Nevertheless, he persevered through the years, driving from one small town to the next, leaving a trail of pleased fans and baffled hitters behind. During the 1981 Major League Baseball strike, before 16,000 fans at the Silverdome in Pontiac, Mich., Mr. Feigner and his Court beat a nine-man team that included several major league players. He was 56 at the time.
Former major leaguer Jim Northrup said "no man alive" could hit him. "He just blew it by everybody."
Mr. Feigner was born in Walla Walla, Wash., on March 26, 1925, and was adopted at birth. His name as a child was Myrle Vernon King and, when he began his career, he adopted his mother's maiden name and a friend's first name.
He was thrown out of school in his teens and joined the Marine Corps during World War II but was discharged after a nervous breakdown. The one thing he could do well was throw.
"I was an orphan," he told the Fort Worth Star-Telegram in 1997. "I know the hurt and rejection that comes when you don't know who your folks were. I spent a lot of time by myself. I threw a ball against a wall to play pitch and went down to the creek and skipped thousands of stones. All that gave me a strong arm."
He was pitching on adult softball teams by the time he was 9. In 1946, after beating an Oregon team 33-0, he responded to a taunt by saying, "I would play you with only my catcher."
His opponents took up the challenge, allowing Mr. Feigner to add a shortstop and first baseman. After practicing against inmates at the Washington State Penitentiary, Mr. Feigner and his four-man team had their rematch. He pitched a perfect game, striking out 19 of 21 batters.
In 1950, he dubbed his traveling team The King and His Court, and they became the Harlem Globetrotters of softball, complete with gaudy red-white-and-blue uniforms. Mr. Feigner, who always wore a flattop haircut, often arrived at the pitcher's mound in a red Cadillac convertible. His son, Eddie Jr., played alongside him for 25 years.
At his peak in the 1960s, Mr. Feigner made $100,000 a month.
"I've made more money at this than any other ballplayer at any other sport," he told The Washington Post in 1976.

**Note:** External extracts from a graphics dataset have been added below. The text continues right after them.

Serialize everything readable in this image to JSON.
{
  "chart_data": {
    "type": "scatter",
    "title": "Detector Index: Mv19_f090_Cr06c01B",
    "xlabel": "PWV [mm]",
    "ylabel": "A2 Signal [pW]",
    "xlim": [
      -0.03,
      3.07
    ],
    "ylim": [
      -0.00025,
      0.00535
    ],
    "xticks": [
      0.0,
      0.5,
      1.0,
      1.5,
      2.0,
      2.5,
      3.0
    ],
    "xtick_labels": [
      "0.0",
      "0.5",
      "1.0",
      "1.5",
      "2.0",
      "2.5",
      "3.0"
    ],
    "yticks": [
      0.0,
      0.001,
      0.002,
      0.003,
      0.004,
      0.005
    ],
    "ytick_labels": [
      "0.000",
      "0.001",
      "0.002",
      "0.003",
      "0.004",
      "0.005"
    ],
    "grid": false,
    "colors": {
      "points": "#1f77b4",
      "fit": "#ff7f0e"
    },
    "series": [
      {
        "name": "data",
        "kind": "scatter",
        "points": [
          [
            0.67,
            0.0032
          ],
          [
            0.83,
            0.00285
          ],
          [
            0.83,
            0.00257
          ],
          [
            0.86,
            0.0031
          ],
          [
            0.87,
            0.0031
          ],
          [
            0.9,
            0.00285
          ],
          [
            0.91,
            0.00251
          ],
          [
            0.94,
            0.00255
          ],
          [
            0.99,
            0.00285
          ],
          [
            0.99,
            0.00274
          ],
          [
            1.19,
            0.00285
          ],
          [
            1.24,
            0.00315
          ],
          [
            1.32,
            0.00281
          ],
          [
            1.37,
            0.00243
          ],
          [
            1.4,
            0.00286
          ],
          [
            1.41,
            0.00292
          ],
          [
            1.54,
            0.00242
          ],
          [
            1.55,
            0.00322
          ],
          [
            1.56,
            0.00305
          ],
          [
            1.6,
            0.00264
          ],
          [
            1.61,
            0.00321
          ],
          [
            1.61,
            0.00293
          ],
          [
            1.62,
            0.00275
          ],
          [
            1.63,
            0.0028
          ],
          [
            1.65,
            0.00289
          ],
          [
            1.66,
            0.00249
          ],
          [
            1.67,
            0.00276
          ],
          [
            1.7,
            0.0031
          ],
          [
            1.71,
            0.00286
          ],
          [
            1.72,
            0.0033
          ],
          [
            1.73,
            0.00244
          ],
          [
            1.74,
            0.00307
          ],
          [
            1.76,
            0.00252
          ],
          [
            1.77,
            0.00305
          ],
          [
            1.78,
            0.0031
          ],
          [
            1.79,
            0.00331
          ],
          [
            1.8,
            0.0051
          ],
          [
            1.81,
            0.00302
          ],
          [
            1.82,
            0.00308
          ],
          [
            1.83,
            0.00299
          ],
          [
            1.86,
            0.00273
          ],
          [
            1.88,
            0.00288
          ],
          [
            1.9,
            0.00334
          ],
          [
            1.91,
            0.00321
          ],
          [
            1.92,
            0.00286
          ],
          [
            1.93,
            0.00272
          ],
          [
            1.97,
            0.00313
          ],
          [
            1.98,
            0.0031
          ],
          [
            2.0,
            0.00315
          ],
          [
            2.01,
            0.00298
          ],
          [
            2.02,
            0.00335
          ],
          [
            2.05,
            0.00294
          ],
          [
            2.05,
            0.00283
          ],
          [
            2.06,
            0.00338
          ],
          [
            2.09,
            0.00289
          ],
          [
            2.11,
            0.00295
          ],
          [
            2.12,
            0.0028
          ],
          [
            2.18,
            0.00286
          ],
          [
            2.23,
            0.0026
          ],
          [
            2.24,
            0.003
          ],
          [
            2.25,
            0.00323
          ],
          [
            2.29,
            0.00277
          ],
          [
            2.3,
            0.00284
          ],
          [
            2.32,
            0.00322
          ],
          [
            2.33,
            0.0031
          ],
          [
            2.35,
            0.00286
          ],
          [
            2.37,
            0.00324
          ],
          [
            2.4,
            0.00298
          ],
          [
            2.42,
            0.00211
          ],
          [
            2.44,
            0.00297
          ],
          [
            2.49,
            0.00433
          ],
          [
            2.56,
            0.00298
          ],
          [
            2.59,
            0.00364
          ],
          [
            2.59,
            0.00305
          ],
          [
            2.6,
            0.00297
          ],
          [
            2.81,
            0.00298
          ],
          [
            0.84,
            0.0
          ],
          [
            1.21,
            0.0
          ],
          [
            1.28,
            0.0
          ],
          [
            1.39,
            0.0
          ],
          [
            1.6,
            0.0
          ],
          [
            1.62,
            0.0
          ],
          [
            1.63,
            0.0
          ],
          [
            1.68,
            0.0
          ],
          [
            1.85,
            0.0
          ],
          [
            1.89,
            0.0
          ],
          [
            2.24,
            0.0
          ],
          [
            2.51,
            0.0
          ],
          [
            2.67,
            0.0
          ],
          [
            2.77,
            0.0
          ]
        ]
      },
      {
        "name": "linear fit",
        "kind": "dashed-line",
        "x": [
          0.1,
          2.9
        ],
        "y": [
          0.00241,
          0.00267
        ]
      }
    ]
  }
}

In 2000, Mr. Feigner threw out the first pitch before the women's softball competition at the Olympic Games in Sydney. A day later, he had a stroke and would never pitch again.
Besides his son, survivors include his fourth wife, Anne Marie Feigner, who played first base for The King and His Court; three daughters; nine grandchildren; and four great-grandchildren.